[osis-core] references and self-ids Part 1 -
Assumptions/statements
Steve DeRose
osis-core@bibletechnologieswg.org
Wed, 10 Jul 2002 13:03:57 -0400
At 09:57 PM -0600 07/08/02, Todd Tillinghast wrote:
>I have read through the Patrick's most recent posting as well as several
>of the other postings.
>
>Just to make sure we are all on the same page I put together the
>following statements with I believe are TRUE and represent our intent
>with respect to references. If you don't believe any of these
>statements to be true please post a response.
>(I am using the term reference in the broadest sense to mean either self
>identification or to mean an external reference that is either work
>specific or work abstract.)
>1) The simple part of the reference (ex Gen.1.1) has no meaning outside
>of the context of at least a reference system.
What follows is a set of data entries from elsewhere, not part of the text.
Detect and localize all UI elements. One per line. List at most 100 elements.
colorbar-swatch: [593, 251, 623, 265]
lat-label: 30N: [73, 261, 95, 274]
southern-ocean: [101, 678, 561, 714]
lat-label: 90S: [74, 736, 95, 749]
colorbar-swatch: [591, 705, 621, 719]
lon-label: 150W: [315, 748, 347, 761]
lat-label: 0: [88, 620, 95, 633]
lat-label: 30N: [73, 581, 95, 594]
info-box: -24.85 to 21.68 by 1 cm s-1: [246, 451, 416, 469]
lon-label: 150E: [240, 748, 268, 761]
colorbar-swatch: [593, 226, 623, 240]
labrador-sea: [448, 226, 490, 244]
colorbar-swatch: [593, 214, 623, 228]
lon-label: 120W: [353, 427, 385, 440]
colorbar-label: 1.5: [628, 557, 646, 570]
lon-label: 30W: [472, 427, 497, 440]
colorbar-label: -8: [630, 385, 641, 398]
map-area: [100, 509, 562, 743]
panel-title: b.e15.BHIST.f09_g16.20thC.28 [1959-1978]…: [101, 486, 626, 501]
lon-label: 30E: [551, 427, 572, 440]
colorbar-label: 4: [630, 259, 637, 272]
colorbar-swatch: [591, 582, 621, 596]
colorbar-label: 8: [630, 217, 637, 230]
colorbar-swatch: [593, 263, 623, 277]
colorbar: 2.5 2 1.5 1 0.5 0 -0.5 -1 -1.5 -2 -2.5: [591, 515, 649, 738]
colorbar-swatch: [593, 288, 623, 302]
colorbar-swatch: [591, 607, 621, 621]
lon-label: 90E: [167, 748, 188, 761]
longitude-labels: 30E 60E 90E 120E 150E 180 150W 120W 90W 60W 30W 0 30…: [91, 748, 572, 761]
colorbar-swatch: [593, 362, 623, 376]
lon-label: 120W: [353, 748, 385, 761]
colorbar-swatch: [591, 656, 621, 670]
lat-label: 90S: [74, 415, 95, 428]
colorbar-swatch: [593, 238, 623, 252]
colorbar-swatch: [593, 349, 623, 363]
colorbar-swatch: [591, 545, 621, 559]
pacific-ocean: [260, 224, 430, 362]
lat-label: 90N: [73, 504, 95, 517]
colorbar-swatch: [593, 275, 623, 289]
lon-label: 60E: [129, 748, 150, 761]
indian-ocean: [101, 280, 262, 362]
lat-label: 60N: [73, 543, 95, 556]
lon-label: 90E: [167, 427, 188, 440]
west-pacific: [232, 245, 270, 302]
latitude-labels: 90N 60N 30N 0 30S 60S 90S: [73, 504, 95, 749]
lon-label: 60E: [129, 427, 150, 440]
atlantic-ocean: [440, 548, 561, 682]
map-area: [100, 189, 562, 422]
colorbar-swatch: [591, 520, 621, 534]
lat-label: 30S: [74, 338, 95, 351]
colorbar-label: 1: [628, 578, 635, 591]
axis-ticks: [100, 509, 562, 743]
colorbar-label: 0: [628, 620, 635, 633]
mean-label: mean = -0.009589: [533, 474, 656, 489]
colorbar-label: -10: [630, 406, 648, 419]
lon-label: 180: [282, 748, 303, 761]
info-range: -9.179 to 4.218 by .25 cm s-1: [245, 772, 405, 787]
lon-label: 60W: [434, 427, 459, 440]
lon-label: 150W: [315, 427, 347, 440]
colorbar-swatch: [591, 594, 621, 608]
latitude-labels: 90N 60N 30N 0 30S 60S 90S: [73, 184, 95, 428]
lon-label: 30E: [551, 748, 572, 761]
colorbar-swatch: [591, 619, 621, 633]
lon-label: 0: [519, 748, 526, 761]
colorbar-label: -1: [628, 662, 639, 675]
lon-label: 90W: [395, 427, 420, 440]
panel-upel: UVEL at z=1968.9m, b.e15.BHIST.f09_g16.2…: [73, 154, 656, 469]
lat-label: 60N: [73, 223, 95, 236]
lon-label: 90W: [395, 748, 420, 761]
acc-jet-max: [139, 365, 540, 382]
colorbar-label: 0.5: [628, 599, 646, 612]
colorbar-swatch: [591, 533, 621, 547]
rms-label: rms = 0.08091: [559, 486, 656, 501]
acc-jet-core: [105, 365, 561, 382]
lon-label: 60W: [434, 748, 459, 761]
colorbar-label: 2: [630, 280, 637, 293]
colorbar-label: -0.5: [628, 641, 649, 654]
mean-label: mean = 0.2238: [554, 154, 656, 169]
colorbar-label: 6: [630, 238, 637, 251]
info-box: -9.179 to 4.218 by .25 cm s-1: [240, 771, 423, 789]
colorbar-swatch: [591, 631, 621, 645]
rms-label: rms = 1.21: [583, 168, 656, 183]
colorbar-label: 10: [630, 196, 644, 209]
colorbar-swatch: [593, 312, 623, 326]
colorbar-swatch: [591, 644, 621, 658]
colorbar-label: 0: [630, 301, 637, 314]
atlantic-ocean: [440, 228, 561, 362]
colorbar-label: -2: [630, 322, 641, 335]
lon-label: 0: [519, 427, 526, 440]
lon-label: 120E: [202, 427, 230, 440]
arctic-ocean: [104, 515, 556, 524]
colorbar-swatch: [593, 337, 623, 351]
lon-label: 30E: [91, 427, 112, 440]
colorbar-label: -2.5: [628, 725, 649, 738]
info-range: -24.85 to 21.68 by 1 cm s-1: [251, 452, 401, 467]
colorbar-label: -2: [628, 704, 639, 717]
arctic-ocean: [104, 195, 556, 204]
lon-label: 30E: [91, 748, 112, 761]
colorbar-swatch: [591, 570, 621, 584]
If you really mean "reference system" here, as in, we can't know that
this is not the essay on Gennesee Gin, part 1, poem 1, then sure. If
you mean versification scheme, then I'd say it's meaningful, but not
fully specified -- most of the time not knowing the v. scheme won't
matter.
>2) Whether validated or not a reference system defines the set of valid
>references.
OK
>2) There may be zero or more specific works that are compliant with and
>use a given reference system.
Yes.
>3) In some cases a reference system and a specific work are equivalent,
>either because a specific work defines the reference system or because
>there is only one instance of the work.
If by equivalent you mean, predictable from each other, or in a
one-to-one relationship, then yes.
>4) It is possible to create a reference to a specific work using a
>reference system that it does not support. (The
>translation/transformation would be left to software to resolve.)
Yes (actually, probably left to a mapping table to specify, and then
for software to resolve.
>5) Although a reference system is required, the specific work is
>optional.
Right.
>
>
>It seems that we desire to do the following:
>A) Self-identify text (mainly verses but also ranges of text, chapters,
>and books).
>B) Have the self-identifying identifiers be tied to a reference system
>OR a reference system and a work without having to explicitly state the
>reference system and work with each identifier.
>C) Be able to self-identify text from more than one reference system
>and/or work within a single document.
>D) Create references (not self-identification).
>E) Create a reference to a range of text.
>F) Describe a reference at greater granularity than the reference system
>defines. (grain)
I'd agree with all those. I'd also pin down a few more details, to
some things like:
E1) A range may start and end at any reference-system-specified unit,
or any grain within one.
E2) A range must be confined to a single work.
E3) A range (or for that matter any reference) may become meaningless
when mapped from one edition of a work to another, for various
reasoning such as the referenced text not being included in some
editions, or a range's ends being re-ordered.
F1) Grains are not expected to map across editions (unless they are
very close, such as successive minor edits of the same translation,
like NIV-US-1999 vs. NIV-US-2001); thus in general any reference with
a grain should also specify a particular work, and any reference
mapped to another version should ignore a grain specification (or
perhaps offer it with a warning or something like that).
I guess I'd also add:
A work is properly an abstract notion, roughly corresponding to a
unique author/title pair, and may exist in many concrete editions,
varying in language, writing system for that language, translator,
edition, transcription, and so on.
Reference systems are assumed to be hierarchical, such that it is
meaningful and reasonable to fall back by deleting tokens from the
right (for example, dropping back from verses to chapters, or lines
to pages, etc).
(I can imagine non-hierarchical systems, but allowing for them would
either prevent such fallback, or require us to always flag which
systems are and aren't. I'd rather make the assumption and loosen it
someday later if we have to).
Also, I think we'll need consistent terminology for the various bits
and pieces of all this. How about:
Reference: Data that specifies a contiguous location in a work or
some version of a work. Logically, this includes work, starting
identifier and grain, and ending identifier and grain.
Work: A title or version
Title: An abstract work of literature, which subsumes all editions,
translations, transcriptions, and other forms of the work.
Version: A particular concrete instantiation of a title, in a
particular language, a particular translation, transcription,
edition, and so on.
Identifier: A canonical reference to a location in a work, specified
as a series of dot-separated tokens that name successive hierarchical
divisions, such as book/chapter/verse; volume/page/line;
act/scene/speech; and so on.
Grain: A machine-interpretable string that specifies a location
smaller than any identifier can specify for a given work. A grain
location is specified relative to the nearest identifiable location,
in term of counting Unicode code points, searching for a string
match, or other generic means (generic in the sense that the
interpretation of a grain specification does *not* depend on the
particular reference system in use.
Unit reference: A reference to a work as a whole, a single identified
unit in a work, or a particular grain within such a unit.
Range reference: A reference that is not a unit reference, and so
must be specified by its starting and ending identifier and grain.
>Todd
--
Steve DeRose -- http://www.stg.brown.edu/~sjd
Chair, Bible Technologies Group -- http://www.bibletechnologies.net
Email: sderose@speakeasy.net
Backup email: sderose@mac.com, sjd@stg.brown.edu